Sunday luncheon

It has been a long weekend dedicated to eating. Thursday saw the traditional dinner at my parents’ house, with just the family in attendance. We sat around the heirloom dining room table and worked our way through quite the holiday spread and drank one hell of a wine and finished up with pie and conversation. As an adult, Thanksgiving has become, hands down, my most favorite holiday.

Friday found us back at my parents’ house for my second most favorite holiday — Left Over Day! This saw us crowded around the kitchen table digging into the plentiful leftovers before stumbling over to a spot in front of the fire for the second turkey coma in as many days.

And then came today.

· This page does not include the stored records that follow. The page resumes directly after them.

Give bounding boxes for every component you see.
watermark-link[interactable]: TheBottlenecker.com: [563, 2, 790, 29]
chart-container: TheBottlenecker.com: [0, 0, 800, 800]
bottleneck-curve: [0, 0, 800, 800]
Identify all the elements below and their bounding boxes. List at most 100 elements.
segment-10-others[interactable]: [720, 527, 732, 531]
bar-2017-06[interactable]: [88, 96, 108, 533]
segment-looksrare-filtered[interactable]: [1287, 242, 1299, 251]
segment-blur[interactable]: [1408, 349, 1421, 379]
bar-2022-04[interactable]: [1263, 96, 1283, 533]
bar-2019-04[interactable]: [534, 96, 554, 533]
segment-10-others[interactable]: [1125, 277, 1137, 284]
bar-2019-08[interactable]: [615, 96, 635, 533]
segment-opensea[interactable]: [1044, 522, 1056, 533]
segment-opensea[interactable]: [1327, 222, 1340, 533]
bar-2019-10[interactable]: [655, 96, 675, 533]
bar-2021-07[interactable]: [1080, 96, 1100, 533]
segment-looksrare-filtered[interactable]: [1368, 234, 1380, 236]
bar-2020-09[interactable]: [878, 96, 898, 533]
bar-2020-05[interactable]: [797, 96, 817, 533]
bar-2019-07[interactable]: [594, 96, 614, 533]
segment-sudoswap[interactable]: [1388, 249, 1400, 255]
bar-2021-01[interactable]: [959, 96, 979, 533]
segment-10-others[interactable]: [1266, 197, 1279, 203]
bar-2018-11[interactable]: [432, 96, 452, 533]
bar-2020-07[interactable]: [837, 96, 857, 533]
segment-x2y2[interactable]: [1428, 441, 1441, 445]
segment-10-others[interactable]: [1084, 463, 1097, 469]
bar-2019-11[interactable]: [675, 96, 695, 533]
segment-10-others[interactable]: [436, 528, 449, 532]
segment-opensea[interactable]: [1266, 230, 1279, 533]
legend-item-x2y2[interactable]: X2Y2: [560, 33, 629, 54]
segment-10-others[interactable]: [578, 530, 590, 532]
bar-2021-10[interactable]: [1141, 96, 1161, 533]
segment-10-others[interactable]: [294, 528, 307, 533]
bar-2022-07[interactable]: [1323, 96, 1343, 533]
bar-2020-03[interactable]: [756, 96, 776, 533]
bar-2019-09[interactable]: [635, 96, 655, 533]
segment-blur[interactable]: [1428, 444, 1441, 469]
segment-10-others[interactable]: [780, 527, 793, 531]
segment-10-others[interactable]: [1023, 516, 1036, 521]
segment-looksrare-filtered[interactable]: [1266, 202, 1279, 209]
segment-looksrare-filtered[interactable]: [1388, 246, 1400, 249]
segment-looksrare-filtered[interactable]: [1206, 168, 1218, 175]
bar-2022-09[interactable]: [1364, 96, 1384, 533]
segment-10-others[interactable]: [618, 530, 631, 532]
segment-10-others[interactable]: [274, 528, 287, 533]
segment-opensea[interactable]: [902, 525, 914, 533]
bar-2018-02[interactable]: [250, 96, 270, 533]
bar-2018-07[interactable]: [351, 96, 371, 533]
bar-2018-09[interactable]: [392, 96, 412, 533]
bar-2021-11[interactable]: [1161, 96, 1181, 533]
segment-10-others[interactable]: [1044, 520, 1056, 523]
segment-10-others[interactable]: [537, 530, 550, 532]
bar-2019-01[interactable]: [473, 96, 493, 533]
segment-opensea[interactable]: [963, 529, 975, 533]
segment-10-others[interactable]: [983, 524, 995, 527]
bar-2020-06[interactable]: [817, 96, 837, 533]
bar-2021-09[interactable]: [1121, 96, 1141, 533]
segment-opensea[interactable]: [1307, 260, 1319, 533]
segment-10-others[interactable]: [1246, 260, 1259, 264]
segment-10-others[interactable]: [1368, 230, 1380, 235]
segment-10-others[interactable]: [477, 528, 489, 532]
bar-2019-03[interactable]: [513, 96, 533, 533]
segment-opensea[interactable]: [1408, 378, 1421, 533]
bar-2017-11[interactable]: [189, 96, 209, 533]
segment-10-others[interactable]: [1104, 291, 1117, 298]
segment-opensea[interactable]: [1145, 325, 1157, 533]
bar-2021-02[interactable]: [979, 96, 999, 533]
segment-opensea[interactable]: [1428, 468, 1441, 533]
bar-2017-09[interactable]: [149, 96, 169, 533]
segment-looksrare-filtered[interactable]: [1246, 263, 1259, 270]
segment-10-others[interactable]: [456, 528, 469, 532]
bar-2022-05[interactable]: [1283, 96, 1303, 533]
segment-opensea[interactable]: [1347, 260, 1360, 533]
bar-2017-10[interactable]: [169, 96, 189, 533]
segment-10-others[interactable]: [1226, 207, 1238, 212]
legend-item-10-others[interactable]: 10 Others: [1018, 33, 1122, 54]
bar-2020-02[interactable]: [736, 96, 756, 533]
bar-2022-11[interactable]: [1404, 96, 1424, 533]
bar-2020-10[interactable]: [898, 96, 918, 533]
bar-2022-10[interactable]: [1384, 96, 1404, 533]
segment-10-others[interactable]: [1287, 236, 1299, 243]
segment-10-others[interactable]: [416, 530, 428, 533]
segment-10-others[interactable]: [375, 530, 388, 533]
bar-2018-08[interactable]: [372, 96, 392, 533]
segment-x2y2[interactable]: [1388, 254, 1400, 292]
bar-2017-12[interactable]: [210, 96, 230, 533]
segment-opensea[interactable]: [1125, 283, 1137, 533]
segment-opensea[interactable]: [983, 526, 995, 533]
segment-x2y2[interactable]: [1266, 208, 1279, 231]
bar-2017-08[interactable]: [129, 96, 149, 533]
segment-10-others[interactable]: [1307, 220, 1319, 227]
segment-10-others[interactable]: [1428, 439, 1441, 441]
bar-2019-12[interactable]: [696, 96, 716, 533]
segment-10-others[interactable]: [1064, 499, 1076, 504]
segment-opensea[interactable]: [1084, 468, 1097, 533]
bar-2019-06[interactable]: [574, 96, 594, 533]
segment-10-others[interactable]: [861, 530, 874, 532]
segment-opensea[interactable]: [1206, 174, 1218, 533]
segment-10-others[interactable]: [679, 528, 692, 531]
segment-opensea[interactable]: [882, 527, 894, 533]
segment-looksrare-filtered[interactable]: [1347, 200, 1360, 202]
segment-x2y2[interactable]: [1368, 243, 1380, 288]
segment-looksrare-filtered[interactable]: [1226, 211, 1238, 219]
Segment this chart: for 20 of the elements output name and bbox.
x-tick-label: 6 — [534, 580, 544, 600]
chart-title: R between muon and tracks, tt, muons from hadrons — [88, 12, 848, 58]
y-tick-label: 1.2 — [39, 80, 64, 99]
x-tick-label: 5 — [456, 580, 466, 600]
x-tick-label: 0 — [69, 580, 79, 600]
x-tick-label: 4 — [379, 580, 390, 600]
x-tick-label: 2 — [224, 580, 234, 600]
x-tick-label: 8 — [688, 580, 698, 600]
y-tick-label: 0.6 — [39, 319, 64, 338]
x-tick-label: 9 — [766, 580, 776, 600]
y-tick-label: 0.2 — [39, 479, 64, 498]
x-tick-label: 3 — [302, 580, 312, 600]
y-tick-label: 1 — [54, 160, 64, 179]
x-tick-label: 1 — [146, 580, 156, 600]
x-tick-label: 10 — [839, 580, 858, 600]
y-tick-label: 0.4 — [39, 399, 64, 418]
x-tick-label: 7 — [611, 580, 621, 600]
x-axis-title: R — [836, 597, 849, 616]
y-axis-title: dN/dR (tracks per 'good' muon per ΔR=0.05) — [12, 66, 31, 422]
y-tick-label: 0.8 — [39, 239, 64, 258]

It’s cold and blustery, but bright. All morning, I’d had my nosed buried in “The Fellowship of the Ring” and damn if those hobbits don’t eat every three pages. By chapter eight, I was ravenous. About all we had in the house was an onion, and I wasn’t quite prepared to go out in the cold and bluster, so I did what any normal person would do. I picked up Mastering the Art of French Cooking, Vol. 1 and dug out the recipe for onion soup.

Look, Julia Child is not going to steer you wrong when it comes to the delicious. She might steer you to a heart attack, but it will be tasty.

The Capt’n sat down at the table and almost wept over the soup. As a child, his father dragged him all around central Europe, and he had fallen in love with onion soup and strudel. Strudel, I haven’t attempted, but the Capt’n claims that if I did, he’d have no reason to go back to Austria, because I nailed the taste memory of the onion soup. “Seriously, this is the best thing you’ve ever made,” he said, and I have to think that the way his eyes glistened when he said it signaled his genuine feelings.

I have to remember this one for later in the winter.